Veronica Nigh souligne que sans accord avec le Japon, la détérioration des parts de marché des éleveurs américains sur le marché japonais pourrait être très rapide.  

Les négociations avaient commencé en avril. Et, fin août, Donald Trump avait annoncé, lors du sommet du G7 en France, la conclusion d’un accord « de principe » entre les deux pays, avec le souhait que le texte soit formellement paraphé lors de l’Assemblée générale des Nations Unies qui se tient cette semaine.

À la tribune de l’ONU, hier, M. Trump n’a fait qu’une allusion en passant au traité avec le Japon : « Demain je retrouverai le premier ministre du Japon […] pour finaliser un accord commercial ».

« Je pense que nous allons avoir une belle cérémonie » lors de la réunion de mercredi avec Donald Trump et ses ministres, à la télévision japonaise. L’ancien ministre de l’économie, au cœur des négociations commerciales, n’a toutefois pas évoqué la signature d’un accord.
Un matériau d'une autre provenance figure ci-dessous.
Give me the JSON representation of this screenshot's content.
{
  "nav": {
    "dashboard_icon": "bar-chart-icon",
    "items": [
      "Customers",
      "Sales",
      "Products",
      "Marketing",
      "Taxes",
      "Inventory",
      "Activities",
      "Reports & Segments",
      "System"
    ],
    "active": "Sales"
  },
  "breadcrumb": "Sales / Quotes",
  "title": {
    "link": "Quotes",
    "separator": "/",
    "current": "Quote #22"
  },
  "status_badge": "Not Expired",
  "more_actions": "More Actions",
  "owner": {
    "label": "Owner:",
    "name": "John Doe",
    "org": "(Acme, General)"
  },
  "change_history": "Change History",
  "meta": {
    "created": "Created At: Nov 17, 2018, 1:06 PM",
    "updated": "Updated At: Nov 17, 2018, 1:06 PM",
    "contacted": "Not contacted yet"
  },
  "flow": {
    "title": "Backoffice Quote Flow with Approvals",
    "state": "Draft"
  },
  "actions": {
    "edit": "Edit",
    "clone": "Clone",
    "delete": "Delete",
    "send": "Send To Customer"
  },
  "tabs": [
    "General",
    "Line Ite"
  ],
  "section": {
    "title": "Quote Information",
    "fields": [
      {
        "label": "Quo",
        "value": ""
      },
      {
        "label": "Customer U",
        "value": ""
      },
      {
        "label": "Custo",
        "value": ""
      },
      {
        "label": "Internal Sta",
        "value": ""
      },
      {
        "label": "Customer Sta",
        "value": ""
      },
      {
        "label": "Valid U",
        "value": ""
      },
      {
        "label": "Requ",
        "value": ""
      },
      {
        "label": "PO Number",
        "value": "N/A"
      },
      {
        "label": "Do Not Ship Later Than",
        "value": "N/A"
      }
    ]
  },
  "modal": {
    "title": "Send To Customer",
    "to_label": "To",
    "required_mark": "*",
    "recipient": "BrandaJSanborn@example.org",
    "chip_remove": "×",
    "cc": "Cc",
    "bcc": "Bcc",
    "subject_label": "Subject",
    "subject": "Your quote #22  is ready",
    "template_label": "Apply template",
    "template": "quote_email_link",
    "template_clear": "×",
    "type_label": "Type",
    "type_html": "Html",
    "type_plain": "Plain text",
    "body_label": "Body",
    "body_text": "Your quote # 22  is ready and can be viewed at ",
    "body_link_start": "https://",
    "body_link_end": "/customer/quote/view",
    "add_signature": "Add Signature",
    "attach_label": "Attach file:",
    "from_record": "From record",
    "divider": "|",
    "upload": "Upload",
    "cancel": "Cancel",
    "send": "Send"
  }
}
« S’agissant des négociations commerciales, nous avons terminé toutes les négociations aujourd’hui. C’est terminé », a affirmé lundi Toshimitsu Motegi le ministre japonais des Affaires étrangères après une réunion avec l’USTR Robert Lighthizer.

Faute d’un accord, les dirigeants pourraient annoncer qu’ils continuent à œuvrer à la conclusion d’un accord dans les prochaines semaines, poursuit le quotidien américain.

Lundi, la porte-parole de l’exécutif américain avait indiqué que les tractations commerciales devraient aboutir à la signature d’un texte « dans les deux jours à venir », lors d’un entretien sur Fox Business.